The expression pattern of long non-coding RNA PVT1 in tumor tissues and in extracellular vesicles of colorectal cancer correlates with cancer progression.

The plasmacytoma variant translocation 1 gene (PVT1) is a large non-coding locus at adjacent of c-Myc, and long non-coding RNA PVT1 is now recognized as a cancerous gene co-amplified with c-Myc in various cancers. But the expression and functional role of PVT1 in colorectal cancer are still unelucidated. In addition, all the reported long non-coding RNAs so far are discovered in either cells or tissues, but no research about long non-coding RNAs detection in extracellular vesicles has been reported yet. In the present study, we firstly investigated the expression of PVT1 in colorectal cancer specimens and its correlation with the expression of c-Myc and other related genes by real-time polymerase chain reaction. Then, we isolated the extracellular vesicles from colorectal cancer cells culturing medium by differential centrifugation and detected the PVT1 expression in extracellular vesicles by using real-time polymerase chain reaction.
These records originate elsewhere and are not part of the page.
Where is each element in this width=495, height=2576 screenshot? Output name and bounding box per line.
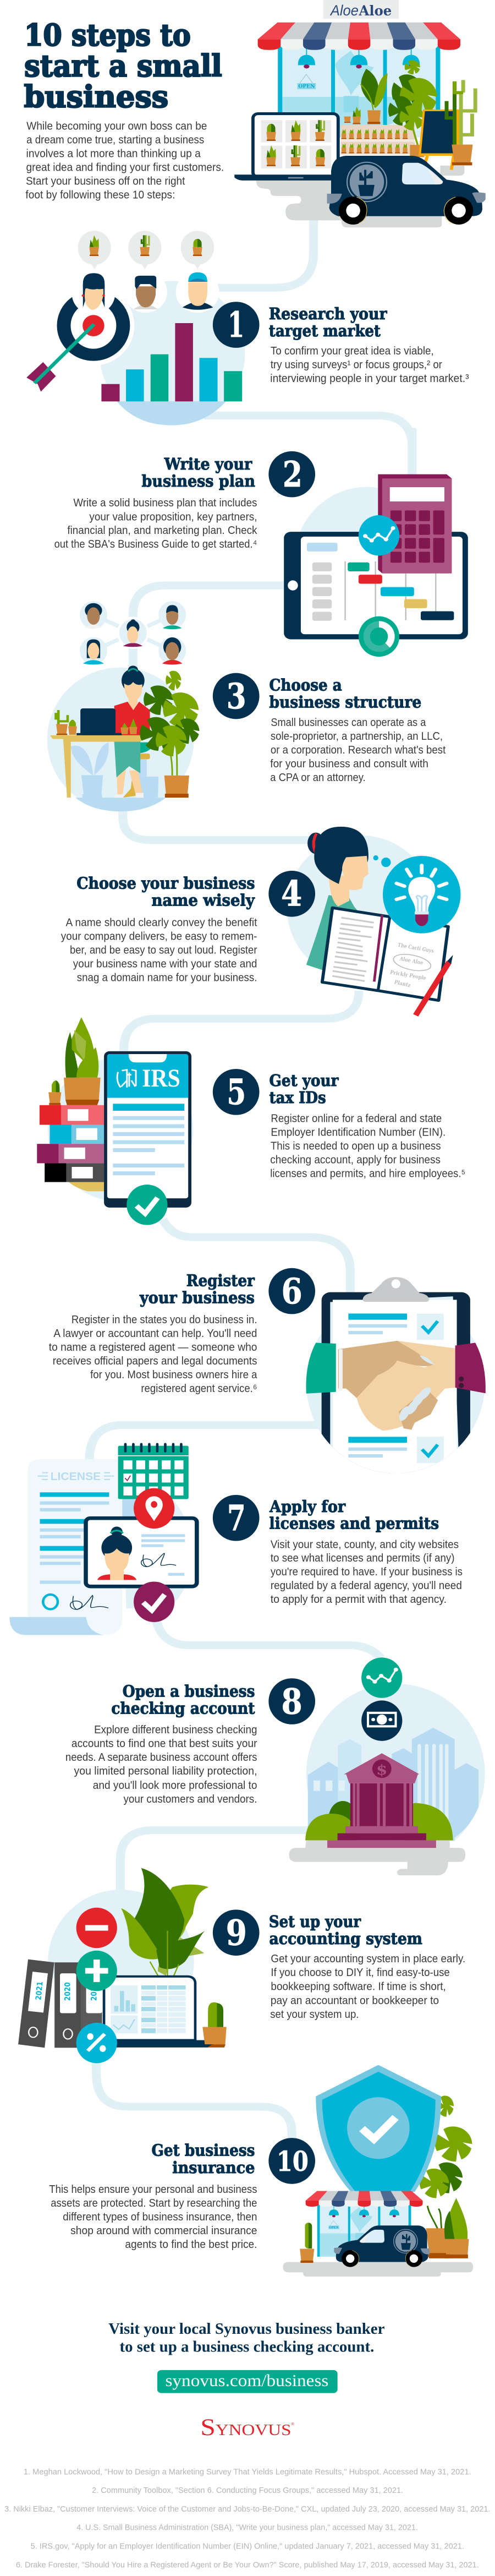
illustration: woman thinking with notebook and lightbulb: The Cacti Guys — [397, 942, 435, 954]
body text: accounts to find one that best suits your — [72, 1737, 257, 1750]
illustration: woman thinking with notebook and lightbulb: Plantz — [394, 979, 411, 989]
illustration: woman thinking with notebook and lightbulb: Aloe Aloe — [399, 956, 424, 966]
intro text: great idea and finding your first customers. — [26, 161, 224, 173]
body text: regulated by a federal agency, you'll need — [271, 1579, 462, 1592]
body text: or a corporation. Research what's best — [271, 744, 446, 756]
heading — [139, 1271, 255, 1307]
body text: bookkeeping software. If time is short, — [271, 1980, 446, 1993]
body text — [270, 345, 469, 385]
body text — [61, 916, 257, 984]
body text: Register online for a federal and state — [271, 1112, 442, 1125]
illustration: IRS phone — [104, 1051, 191, 1225]
number badge 1: 1 — [228, 304, 244, 345]
person: man with cap — [176, 271, 219, 313]
logo: AloeAloe — [323, 0, 399, 19]
logo: Synovus: ® — [292, 2422, 294, 2426]
number badge 6 — [268, 1268, 315, 1314]
heading: Get your — [270, 1072, 339, 1090]
body text: This helps ensure your personal and business — [49, 2183, 257, 2196]
body text: different types of business insurance, then — [63, 2211, 257, 2223]
number badge 5 — [213, 1069, 260, 1115]
icon: plus — [76, 1951, 117, 1991]
person: man — [124, 271, 167, 313]
logo: Synovus: SYNOVUS — [200, 2414, 292, 2441]
body text: financial plan, and marketing plan. Check — [67, 524, 257, 537]
heading: your business — [139, 1289, 255, 1307]
body text — [49, 1314, 257, 1395]
bar chart — [101, 323, 242, 401]
body text: your company delivers, be easy to remem- — [61, 930, 257, 942]
illustration: binders and plants — [37, 1017, 193, 1202]
icon: check — [134, 1581, 174, 1622]
icon: growth chart circle — [361, 1657, 402, 1698]
body text: Small businesses can operate as a — [271, 716, 426, 729]
title — [24, 18, 222, 114]
body text: Register in the states you do business in. — [72, 1314, 257, 1326]
illustration: IRS phone: IRS — [142, 1063, 180, 1092]
icon: map pin — [134, 1488, 174, 1529]
body text: to apply for a permit with that agency. — [271, 1593, 447, 1606]
body text: for you. Most business owners hire a — [90, 1368, 257, 1381]
intro text: While becoming your own boss can be — [26, 120, 207, 132]
illustration: bank — [289, 1684, 485, 1875]
body text: assets are protected. Start by researching the — [51, 2197, 257, 2209]
step 6 — [49, 1268, 486, 1489]
number badge 7 — [213, 1495, 260, 1541]
step 9 — [18, 1868, 465, 2063]
person: woman — [72, 272, 115, 314]
number badge 4 — [268, 871, 315, 917]
body text — [270, 1952, 465, 2021]
number badge 9: 9 — [226, 1912, 247, 1953]
body text — [271, 1538, 463, 1606]
number badge 9 — [213, 1909, 260, 1956]
body text — [65, 1723, 257, 1805]
body text: set your system up. — [270, 2008, 359, 2021]
heading: Set up your — [269, 1913, 361, 1931]
header section — [24, 0, 486, 227]
title: start a small — [24, 48, 222, 84]
body text: shop around with commercial insurance — [70, 2224, 257, 2237]
connector path between sections — [89, 220, 412, 2143]
icon: percent — [76, 2023, 117, 2063]
step 2 — [54, 451, 468, 657]
heading — [269, 1498, 439, 1533]
illustration: woman thinking with notebook and lightbulb: Prickly People — [389, 969, 427, 981]
heading: insurance — [172, 2159, 255, 2177]
heading: licenses and permits — [270, 1514, 439, 1533]
number badge 10: 10 — [277, 2146, 309, 2177]
body text: your value proposition, key partners, — [89, 511, 257, 523]
heading: Choose your business — [76, 874, 255, 893]
illustration: license document — [9, 1459, 193, 1635]
number badge 4: 4 — [281, 873, 302, 914]
body text: registered agent service.⁶ — [141, 1382, 257, 1395]
heading — [270, 1072, 339, 1107]
heading — [142, 455, 255, 491]
illustration: binders, laptop and plant — [18, 1868, 227, 2048]
illustration: binders, laptop and plant: 2021 — [35, 1981, 45, 2000]
icon: calendar — [118, 1444, 189, 1499]
heading — [269, 1913, 422, 1949]
intro text: Start your business off on the right — [26, 175, 185, 187]
button: synovus.com/business: synovus.com/business — [165, 2372, 328, 2390]
footnotes — [4, 2468, 490, 2569]
body text: your business name with your state and — [73, 958, 257, 970]
illustration: storefront, laptop and van — [234, 23, 486, 227]
body text: agents to find the best price. — [125, 2238, 257, 2251]
heading — [152, 2142, 255, 2177]
illustration: license document: LICENSE — [51, 1470, 101, 1483]
body text: pay an accountant or bookkeeper to — [271, 1994, 439, 2007]
icon: minus — [76, 1908, 117, 1948]
body text: receives official papers and legal documents — [53, 1355, 257, 1367]
body text: to name a registered agent — someone who — [49, 1341, 257, 1354]
heading: target market — [269, 322, 381, 340]
heading: Research your — [269, 305, 387, 323]
heading: checking account — [111, 1699, 255, 1718]
body text — [270, 1112, 465, 1180]
heading: Get business — [151, 2142, 255, 2160]
number badge 5: 5 — [227, 1071, 246, 1112]
number badge 2 — [268, 451, 315, 497]
call to action — [108, 2320, 384, 2355]
number badge 3: 3 — [227, 675, 246, 717]
number badge 8: 8 — [282, 1681, 302, 1722]
heading: Write your — [164, 455, 252, 473]
step 4 — [61, 827, 461, 1016]
footnotes: 4. U.S. Small Business Administration (SBA), "Write your business plan," accessed May 31, 2021. — [76, 2523, 418, 2532]
illustration: woman at desk with plant — [47, 665, 199, 812]
step 1 — [26, 231, 469, 425]
panel: blob background — [100, 281, 245, 425]
body text: A name should clearly convey the benefit — [65, 916, 257, 929]
number badge 6: 6 — [282, 1270, 302, 1312]
heading: Open a business — [123, 1682, 255, 1701]
heading: Apply for — [269, 1498, 346, 1516]
body text: A lawyer or accountant can help. You'll need — [53, 1328, 257, 1340]
body text: checking account, apply for business — [270, 1154, 441, 1166]
body text: If you choose to DIY it, find easy-to-use — [271, 1966, 450, 1979]
step 8 — [65, 1657, 485, 1875]
logo: AloeAloe: Aloe — [359, 3, 392, 19]
heading: Choose a — [270, 676, 342, 695]
footnotes: 2. Community Toolbox, "Section 6. Conducting Focus Groups," accessed May 31, 2021. — [92, 2486, 403, 2495]
heading: Register — [186, 1271, 255, 1290]
title: business — [24, 79, 168, 114]
number badge 10 — [268, 2138, 315, 2184]
body text — [49, 2183, 257, 2251]
heading — [111, 1682, 255, 1718]
body text: try using surveys¹ or focus groups,² or — [271, 358, 442, 371]
number badge 1 — [213, 302, 260, 348]
illustration: tablet, calculator, gantt chart — [284, 474, 468, 657]
heading: business structure — [270, 693, 421, 712]
icon: money circle — [361, 1700, 402, 1741]
number badge 7: 7 — [227, 1497, 246, 1538]
body text — [54, 497, 257, 550]
body text: to see what licenses and permits (if any) — [271, 1552, 455, 1564]
number badge 8 — [268, 1678, 315, 1724]
body text: This is needed to open up a business — [271, 1140, 441, 1152]
heading — [270, 676, 421, 712]
body text: ber, and be easy to say out loud. Register — [70, 944, 257, 956]
illustration: binders, laptop and plant: 2020 — [64, 1982, 73, 2001]
body text: To confirm your great idea is viable, — [271, 345, 434, 357]
body text: for your business and consult with — [270, 757, 428, 770]
logo: AloeAloe: Aloe — [329, 3, 359, 19]
body text: and you'll look more professional to — [93, 1779, 257, 1792]
body text: interviewing people in your target market.³ — [270, 372, 469, 385]
body text: Write a solid business plan that includes — [73, 497, 257, 509]
intro text: foot by following these 10 steps: — [25, 189, 175, 201]
body text — [270, 716, 446, 784]
illustration: bank: $ — [376, 1762, 387, 1778]
illustration: clipboard and handshake — [306, 1277, 486, 1489]
intro text: involves a lot more than thinking up a — [26, 148, 201, 160]
icon: speech bubbles with plants — [78, 231, 214, 270]
body text: a CPA or an attorney. — [270, 771, 366, 784]
body text: sole-proprietor, a partnership, an LLC, — [271, 730, 443, 743]
step 3 — [47, 601, 446, 812]
intro text — [25, 120, 224, 201]
heading: accounting system — [270, 1930, 422, 1949]
body text: snag a domain name for your business. — [77, 972, 257, 984]
call to action: Visit your local Synovus business banker — [108, 2320, 384, 2338]
heading: name wisely — [151, 892, 255, 910]
step 7 — [9, 1444, 463, 1635]
network of people — [80, 601, 186, 664]
body text: Explore different business checking — [94, 1723, 257, 1736]
body text: out the SBA's Business Guide to get started.⁴ — [54, 538, 257, 550]
body text: your customers and vendors. — [123, 1793, 257, 1805]
illustration: binders, laptop and plant: 2019 — [90, 1982, 99, 2001]
heading: business plan — [142, 472, 255, 491]
icon: target with arrow — [26, 286, 134, 391]
body text: needs. A separate business account offers — [65, 1751, 257, 1764]
icon: ID card — [86, 1518, 197, 1586]
step 5 — [37, 1017, 465, 1225]
call to action: to set up a business checking account. — [119, 2338, 374, 2355]
illustration: shield, mini storefront and van — [283, 2065, 473, 2277]
number badge 3 — [213, 673, 260, 719]
body text: Employer Identification Number (EIN). — [271, 1126, 446, 1138]
title: 10 steps to — [24, 18, 191, 53]
body text: Visit your state, county, and city websites — [271, 1538, 459, 1551]
heading — [269, 305, 387, 340]
step 10 — [4, 2065, 490, 2569]
body text: you limited personal liability protection, — [74, 1765, 257, 1777]
illustration: woman thinking with notebook and lightbulb — [287, 827, 461, 1016]
number badge 2: 2 — [283, 454, 302, 495]
heading — [76, 874, 255, 910]
intro text: a dream come true, starting a business — [26, 134, 204, 146]
heading: tax IDs — [270, 1089, 326, 1107]
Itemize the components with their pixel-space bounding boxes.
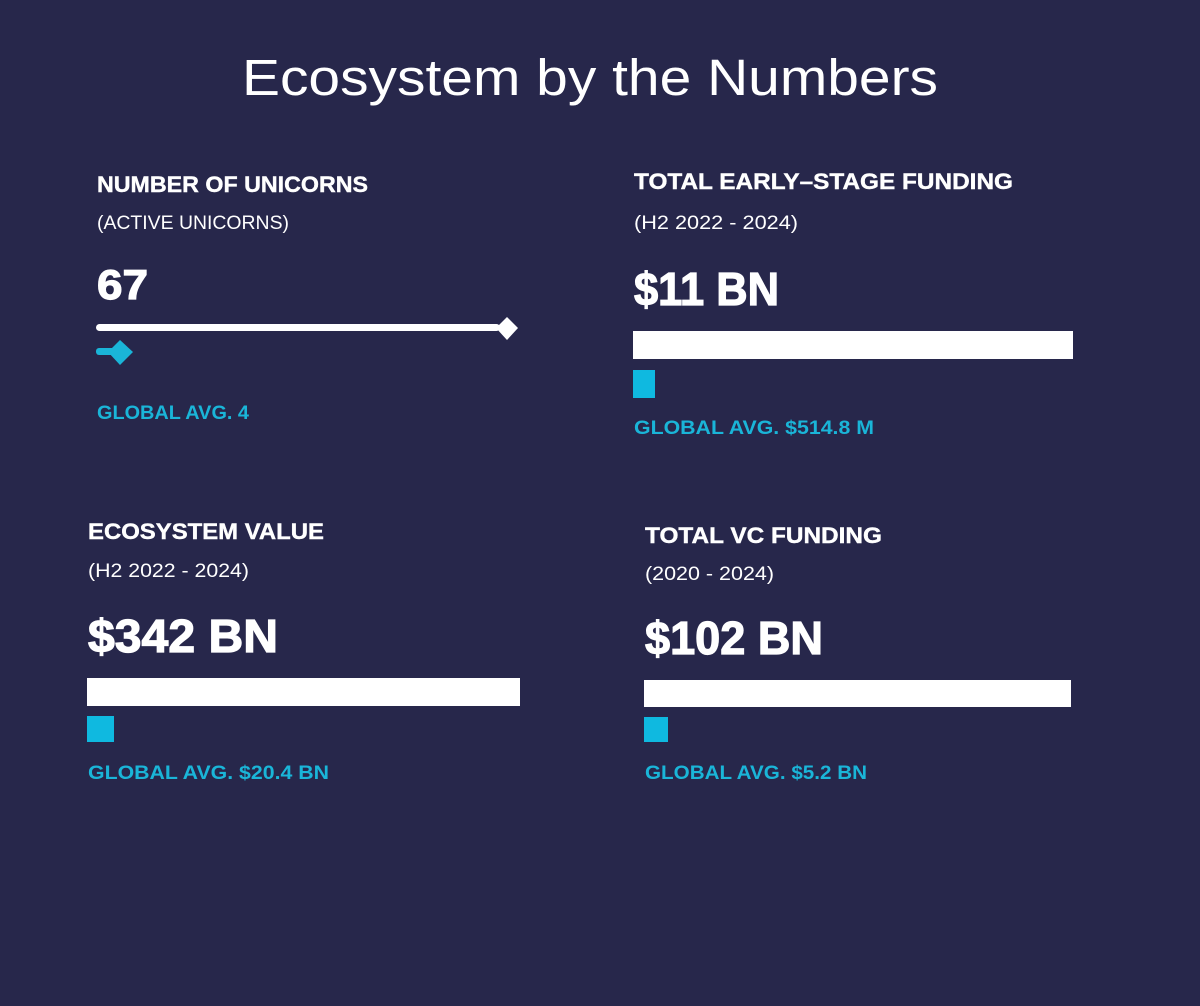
bar: unicorns ecosystem [96,317,518,340]
panel: total vc funding [644,523,1071,784]
subheading: active unicorns: (ACTIVE UNICORNS) [97,213,289,234]
bar: early-stage global average [633,370,655,398]
bar: vc ecosystem [644,680,1071,707]
global average label: GLOBAL AVG. $514.8 M [634,418,874,439]
global average label: GLOBAL AVG. $5.2 BN [645,763,867,784]
title: Ecosystem by the Numbers [242,49,938,106]
bar: value ecosystem [87,678,520,706]
heading: total vc funding: TOTAL VC FUNDING [645,523,882,548]
panel: total early-stage funding [633,169,1073,439]
subheading: H2 2022 - 2024: (H2 2022 - 2024) [88,561,249,582]
bar: vc global average [644,717,668,742]
heading: ecosystem value: ECOSYSTEM VALUE [88,519,324,544]
bar: early-stage ecosystem [633,331,1073,359]
panel: ecosystem value [87,519,520,784]
global average label: GLOBAL AVG. 4 [97,403,249,424]
subheading: H2 2022 - 2024: (H2 2022 - 2024) [634,213,798,234]
global average label: GLOBAL AVG. $20.4 BN [88,763,329,784]
value: $342 BN: $342 BN [88,610,278,662]
bar: unicorns global average [96,340,133,365]
heading: total early-stage funding: TOTAL EARLY–STAGE FUNDING [634,169,1013,194]
value: $11 BN: $11 BN [634,263,779,315]
heading: number of unicorns: NUMBER OF UNICORNS [97,172,368,197]
value: 67: 67 [97,261,148,308]
bar: value global average [87,716,114,742]
subheading: 2020 - 2024: (2020 - 2024) [645,564,774,585]
panel: number of unicorns [96,172,518,424]
value: $102 BN: $102 BN [645,612,823,664]
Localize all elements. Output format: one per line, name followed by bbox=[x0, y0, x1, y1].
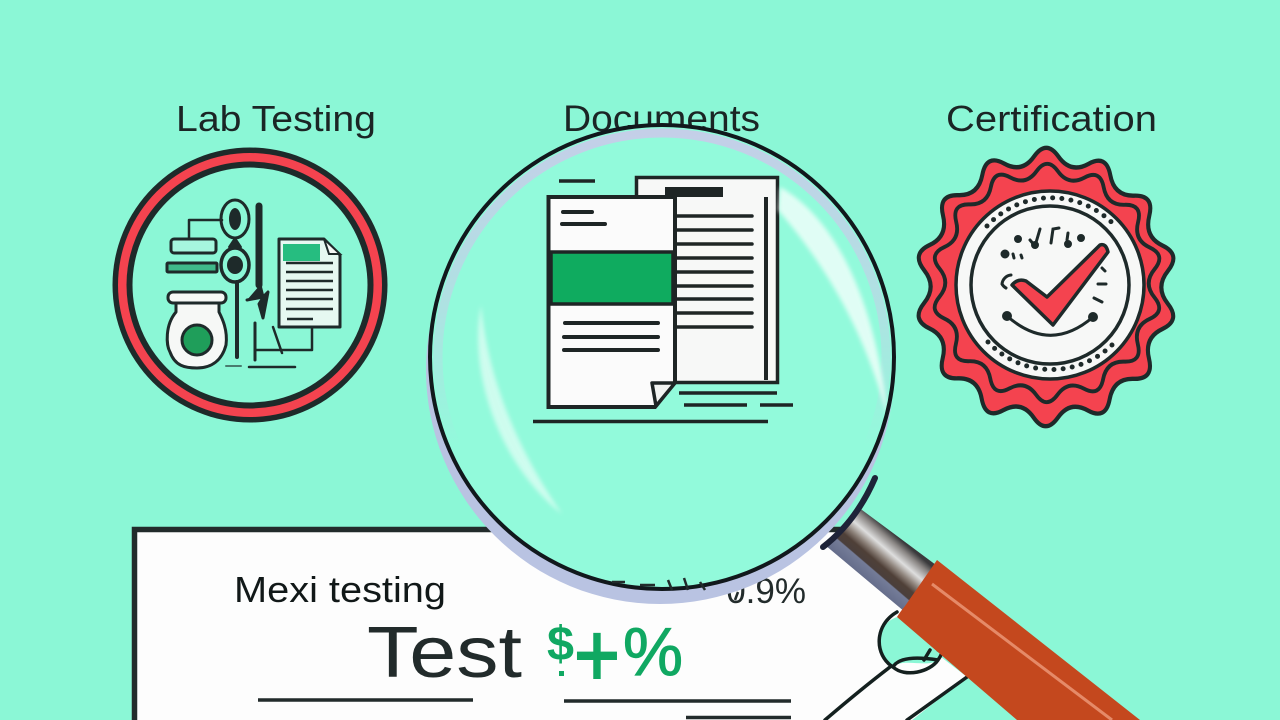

The PVT1 targeting siRNA was transfected into SW480 and SW620 cells, and 3-(4, 5-dimethylthiazol-2-yl)-5-(3-carboxymethoxyphenyl)-2-(4-sulfophenyl)-2H-tetrazolium assay and flow cytometry were used to evaluate the cell proliferation and apoptosis. The results showed that the PVT1 expression in tumor tissues was higher than that in normal tissues, which was significantly correlated with the expression of c-Myc and three c-Myc regulating genes FUBP1, EZH2, and NPM1 and also correlated with the expression of two other PVT1-associated transcript factors nuclear factor-κB and myocyte-specific enhancer factor 2A. Here, we reported for the first time that PVT1 as a long non-coding RNA was successfully detected in extracellular vesicles excluded from SW620 and SW480 cells, and the expression level of PVT1 was higher in extracellular vesicles from the more aggressive cell SW620 than from SW480. The results also showed that by down-regulating the PVT1 expression, the c-Myc expression was suppressed, the cell proliferation was inhibited, and cell apoptosis was increased. Taken together, these findings implicated that PVT1 may be a new oncogene co-amplified with c-Myc in colorectal cancer tissues and extracellular vesicles and functionally correlated with the proliferation and apoptosis of colorectal cancer cells.